高齢任意加入を希望する従業員がいる場合は、別途「高齢任意加入被保険者資格取得申出書」の提出が必要です。この申出が受理されると、再び厚生年金保険の被保険者となり、子ども子育て拠出金の算定対象にもなります。ただし、高齢任意加入には一定の要件があり、すべての70歳以上の従業員が加入できるわけではありません。
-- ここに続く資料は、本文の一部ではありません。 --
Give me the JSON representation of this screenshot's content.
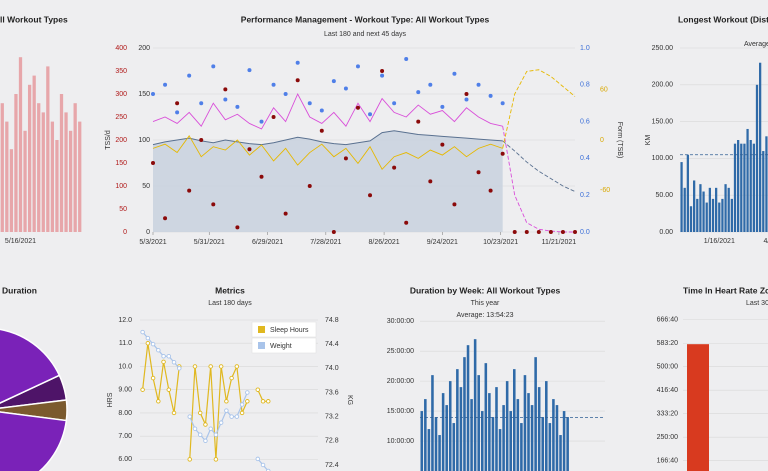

実務上は、従業員の誕生日を管理する仕組みを整備し、70歳到達が近づいた従業員については事前に必要な手続きを確認しておくことが重要です。特に、本人に高齢任意加入の意思があるかどうかを早めに確認し、必要な届出を期限内に行えるよう準備することが望まれます。

子ども子育て拠出金70歳以上のまとめ

子ども子育て拠出金と70歳以上の労働者についてのまとめ

今回は子ども子育て拠出金70歳以上の適用関係や計算方法についてお伝えしました。以下に、今回の内容を要約します。

・子ども子育て拠出金は児童手当や子育て支援事業の財源として事業主のみが負担する社会保険料である

・拠出金は厚生年金保険の被保険者を対象として算定されるため70歳以上の一般的な従業員は原則として対象外となる

・70歳以上でも高齢任意加入被保険者として厚生年金保険に加入している場合は子ども子育て拠出金の納付義務が発生する

・健康保険は75歳まで継続するが子ども子育て拠出金は厚生年金保険に連動するため70歳で原則として算定対象から除外される

・拠出金の計算式は標準報酬月額または標準賞与額に拠出金率を乗じた金額となる

・令和6年度の拠出金率は0.40%であり制度創設時の0.15%から段階的に引き上げられてきた

・従業員が70歳に到達した日は誕生日の前日であり資格喪失日は誕生日当日となる

・70歳到達時には事業主が日本年金機構に70歳到達届を提出し厚生年金保険と子ども子育て拠出金の算定を停止する

・70歳到達月の厚生年金保険料と子ども子育て拠出金は資格喪失により発生しない

・標準賞与額には1か月あたり150万円の上限が設定されており複数回の賞与は合算して計算される

・年4回以上支給される給与は賞与ではなく報酬として扱われ標準報酬月額の算定基礎に含まれる

・拠出金率の変動は事業主の人件費負担に直接影響するため経営計画や予算策定時に考慮する必要がある

・給与計算システムでは70歳到達月から厚生年金保険料と子ども子育て拠出金の計上を停止し健康保険料のみ継続する設定が必要である

・高齢任意加入を希望する従業員がいる場合は高齢任意加入被保険者資格取得申出書を別途提出する必要がある

・拠出金の使途は保育所整備や放課後児童クラブ運営支援など多岐にわたる子育て支援事業に充てられている

子ども子育て拠出金と70歳以上の労働者の関係は、厚生年金保険の被保険者資格と密接に関連しており、実務上は正確な理解と適切な手続きが求められます。高齢化が進む中で70歳以降も働く従業員が増加しているため、事業主は制度の仕組みを正しく把握し、適切な社会保険手続きを行うことが重要です。不明な点がある場合は、年金事務所や社会保険労務士に相談することをおすすめします。